Развернув безвольное, тщедушное старческое тело, втиснул лицо в гимнастерку на груди. Оскалился, нетерпеливо махнул рукой, подзывая, показал на трупы. Подбежали четверо. Похватав за руки-ноги, уволокли убитых в каморку мастера. Тот трясся, мочил слезами командирскую гимнастерку. Лейтенант пережидал, нетерпеливо постукивая носком сапога по мазутной проплешине на земле. Брезгливая судорога сводила тонкогубый рот.
– Мужайся, отец. Ответ бандитам может быть один: больше бензина, нефти фронту.
– Дак че ж я… – захлебываясь, давил в себе рыдания Свиридов. – И так сутками тут… Ни дня, ни ночи.
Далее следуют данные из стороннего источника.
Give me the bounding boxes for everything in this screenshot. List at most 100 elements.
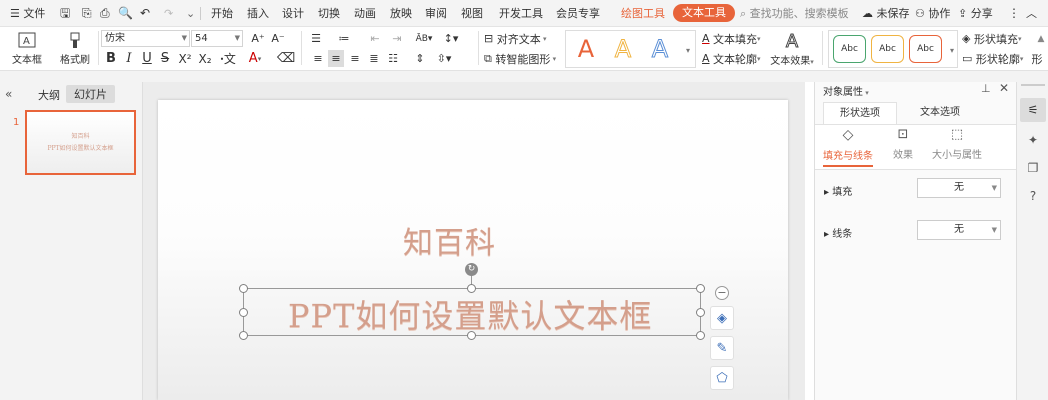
wordart-style-1[interactable]: A <box>571 33 601 65</box>
italic-icon[interactable]: I <box>122 50 136 67</box>
tab-member[interactable]: 会员专享 <box>556 0 600 27</box>
text-outline-button[interactable]: A 文本轮廓 ▾ <box>702 50 766 67</box>
fill-select[interactable]: 无 ▼ <box>917 178 1001 198</box>
wordart-style-3[interactable]: A <box>645 33 675 65</box>
unsaved-status[interactable]: ☁ 未保存 <box>862 0 910 27</box>
share-button[interactable]: ⇪ 分享 <box>958 0 993 27</box>
resize-handle[interactable] <box>239 284 248 293</box>
gallery-expand-icon[interactable]: ▾ <box>947 43 957 57</box>
help-icon[interactable]: ? <box>1020 184 1046 208</box>
line-select[interactable]: 无 ▼ <box>917 220 1001 240</box>
redo-icon[interactable]: ↷ <box>164 0 173 27</box>
tab-review[interactable]: 审阅 <box>425 0 447 27</box>
tab-slides[interactable]: 幻灯片 <box>66 85 115 103</box>
tab-animation[interactable]: 动画 <box>354 0 376 27</box>
resize-handle[interactable] <box>467 284 476 293</box>
shape-fill-button[interactable]: ◈ 形状填充 ▾ <box>962 30 1026 47</box>
collapse-pane-icon[interactable]: « <box>5 87 12 101</box>
resize-handle[interactable] <box>696 284 705 293</box>
increase-indent-icon[interactable]: ⇥ <box>388 30 406 47</box>
tab-outline[interactable]: 大纲 <box>38 87 60 103</box>
pen-button[interactable]: ✎ <box>710 336 734 360</box>
slide[interactable]: 知百科 PPT如何设置默认文本框 ↻ <box>158 100 788 400</box>
bullet-list-icon[interactable]: ☰ <box>306 30 326 47</box>
text-effect-button[interactable]: A 文本效果▾ <box>767 30 817 68</box>
align-center-icon[interactable]: ≡ <box>328 50 344 67</box>
line-spacing-icon[interactable]: ↕▾ <box>440 30 462 47</box>
para-spacing-icon[interactable]: ⇕ <box>412 50 428 67</box>
comments-icon[interactable]: ❐ <box>1020 156 1046 180</box>
rotate-handle-icon[interactable]: ↻ <box>465 263 478 276</box>
gallery-expand-icon[interactable]: ▾ <box>683 43 693 57</box>
strikethrough-icon[interactable]: S <box>158 50 172 67</box>
slide-thumbnail[interactable]: 知百科 PPT如何设置默认文本框 <box>25 110 136 175</box>
properties-icon[interactable]: ⚟ <box>1020 98 1046 122</box>
align-text-button[interactable]: ⊟ 对齐文本 ▾ <box>484 30 550 47</box>
decrease-indent-icon[interactable]: ⇤ <box>366 30 384 47</box>
shape-style-1[interactable]: Abc <box>833 35 866 63</box>
collab-button[interactable]: ⚇ 协作 <box>915 0 950 27</box>
superscript-icon[interactable]: X² <box>177 50 193 67</box>
textbox-button[interactable]: A 文本框 <box>8 30 46 68</box>
tab-drawing-tools[interactable]: 绘图工具 <box>621 0 665 27</box>
text-fill-button[interactable]: A 文本填充 ▾ <box>702 30 766 47</box>
phonetic-icon[interactable]: ꞏ文 <box>217 50 239 67</box>
bold-icon[interactable]: B <box>104 50 118 67</box>
font-size-select[interactable]: 54 ▼ <box>191 30 243 47</box>
preview-icon[interactable]: 🔍 <box>118 0 133 27</box>
shape-outline-button[interactable]: ▭ 形状轮廓 ▾ <box>962 50 1026 67</box>
tab-transition[interactable]: 切换 <box>318 0 340 27</box>
tab-insert[interactable]: 插入 <box>247 0 269 27</box>
more-icon[interactable]: ⋮ <box>1008 0 1020 27</box>
shape-style-3[interactable]: Abc <box>909 35 942 63</box>
resize-handle[interactable] <box>239 331 248 340</box>
fill-row[interactable]: ▸ 填充 <box>824 183 852 198</box>
scroll-ribbon-icon[interactable]: ▲ <box>1036 30 1046 47</box>
tab-slideshow[interactable]: 放映 <box>390 0 412 27</box>
resize-handle[interactable] <box>239 308 248 317</box>
resize-handle[interactable] <box>467 331 476 340</box>
wordart-style-2[interactable]: A <box>608 33 638 65</box>
resize-handle[interactable] <box>696 331 705 340</box>
print-icon[interactable]: ⎙ <box>100 0 110 27</box>
tab-text-options[interactable]: 文本选项 <box>903 102 977 124</box>
menu-button[interactable]: ☰ 文件 <box>10 0 45 27</box>
tab-shape-options[interactable]: 形状选项 <box>823 102 897 124</box>
subtab-effect[interactable]: ⊡ 效果 <box>885 127 921 167</box>
numbered-list-icon[interactable]: ≔ <box>334 30 354 47</box>
resize-handle[interactable] <box>696 308 705 317</box>
subscript-icon[interactable]: X₂ <box>197 50 213 67</box>
tab-view[interactable]: 视图 <box>461 0 483 27</box>
justify-icon[interactable]: ≣ <box>366 50 382 67</box>
layers-button[interactable]: ◈ <box>710 306 734 330</box>
save-icon[interactable]: 🖫 <box>60 0 70 27</box>
align-right-icon[interactable]: ≡ <box>347 50 363 67</box>
search-box[interactable]: ⌕ 查找功能、搜索模板 <box>740 0 849 27</box>
distribute-icon[interactable]: ☷ <box>385 50 401 67</box>
collapse-ribbon-icon[interactable]: ︿ <box>1026 0 1037 27</box>
para-spacing-more-icon[interactable]: ⇳▾ <box>434 50 454 67</box>
format-painter-button[interactable]: 格式刷 <box>55 30 95 68</box>
line-row[interactable]: ▸ 线条 <box>824 225 852 240</box>
export-icon[interactable]: ⎘ <box>82 0 92 27</box>
align-left-icon[interactable]: ≡ <box>310 50 326 67</box>
tab-developer[interactable]: 开发工具 <box>499 0 543 27</box>
subtab-fill-line[interactable]: ◇ 填充与线条 <box>823 127 873 167</box>
fill-button[interactable]: ⬠ <box>710 366 734 390</box>
overflow-button[interactable]: 形 <box>1028 50 1046 67</box>
subtab-size[interactable]: ⬚ 大小与属性 <box>929 127 985 167</box>
underline-icon[interactable]: U <box>140 50 154 67</box>
tab-text-tools[interactable]: 文本工具 <box>673 4 735 22</box>
tab-home[interactable]: 开始 <box>211 0 233 27</box>
collapse-toolbar-icon[interactable]: − <box>715 286 729 300</box>
undo-icon[interactable]: ↶ <box>140 0 150 27</box>
slide-title[interactable]: 知百科 <box>403 218 496 262</box>
eraser-icon[interactable]: ⌫ <box>277 50 295 67</box>
tab-design[interactable]: 设计 <box>282 0 304 27</box>
animation-icon[interactable]: ✦ <box>1020 128 1046 152</box>
text-direction-icon[interactable]: ĀB▾ <box>413 30 435 47</box>
pane-header[interactable]: 对象属性 ▾ <box>823 83 869 98</box>
font-color-icon[interactable]: A ▾ <box>244 50 266 67</box>
close-icon[interactable]: ✕ <box>999 81 1009 95</box>
more-quick-icon[interactable]: ⌄ <box>186 0 195 27</box>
Дома, считай, месяц не был… К концу дело идет, не сегодня-завтра зафонтанит.
– Что мешает работать, отец? Чего не хватает? – напористо вломился в причитания старика лейтенант. – Что надо – через наркомат достану, помогу, говори смелей.
– Мне-то что… Не себе прошу, – судорожно вздохнул мастер. – Буровая может встать.
– Как встать? – грозно вскинулся, вспылил лейтенант. – Такими словами не шутят! Нефть для фронта – главное дело! Остановить буровую – значит помогать фашистам.
– А я про что? Сколько начальству про ремни приводные для моторов докладные писал, говорил – как об стенку горох! – утирая слезы, взъярился мастер: задел лейтенант за самое больное. – Все износилось, латка на латке! А «собачки», что держат дверку элеватора? Это ж форменное дерьмо, веревками подвязываем! Не приведи бог, недоглядим, веревка протрется, дверка настежь, элеватор в скважину грохнется. И конец!
Заковылял к дрожащей от натуги, грохочущей буровой, напряг голос, отчаянно перекрывая железный рев:
– Во! Глянь, вот она, хреновина, на соплях да на нашей веревке держится. Оборонный объект еще называет…
Глянул на лейтенанта, осекся и помертвел: сочились глаза того столь неприкрыто-лютым приговором, что перехватило дух у мастера.
Лейтенант вынул кинжал из-за пояса. Шагнул к буровой, приставил лезвие к веревке, легко, невесомо дернул рукоятку на себя. Вяло лопнули, опали веревочные концы. Коротко звякнула, раскрываясь, дверка, и элеваторная железина заскользила вниз. По слуху резанул железный визг, оглушительно лязгнуло, сыпануло в разные стороны снопом искр.
И навалилась, оглушила, залила все в округе диковинная тишина. Сквозь нее к слуху пробился сиротливый стук мотора. Что-то урчало, скрежетало, проваливаясь все глубже в земную утробу.
– Ты что? Зачем это, гад?! – застонал мастер, с ужасом уставился на мертвую буровую.
Поднимая руки, двинулся к лейтенанту. Надвигался на него, костистый, щуплый, из-под бинтов дыбом седые волосы, целил скрюченными пальцами в лицо, выкатив залитые слезами глаза. За шагдо вредителя булькнул горлом, содрогнулся всем телом: лезвие кинжала по самую рукоятку вошло в ямку между ключицами, вылезло из шеи. Захрипев, стал медленно оседать.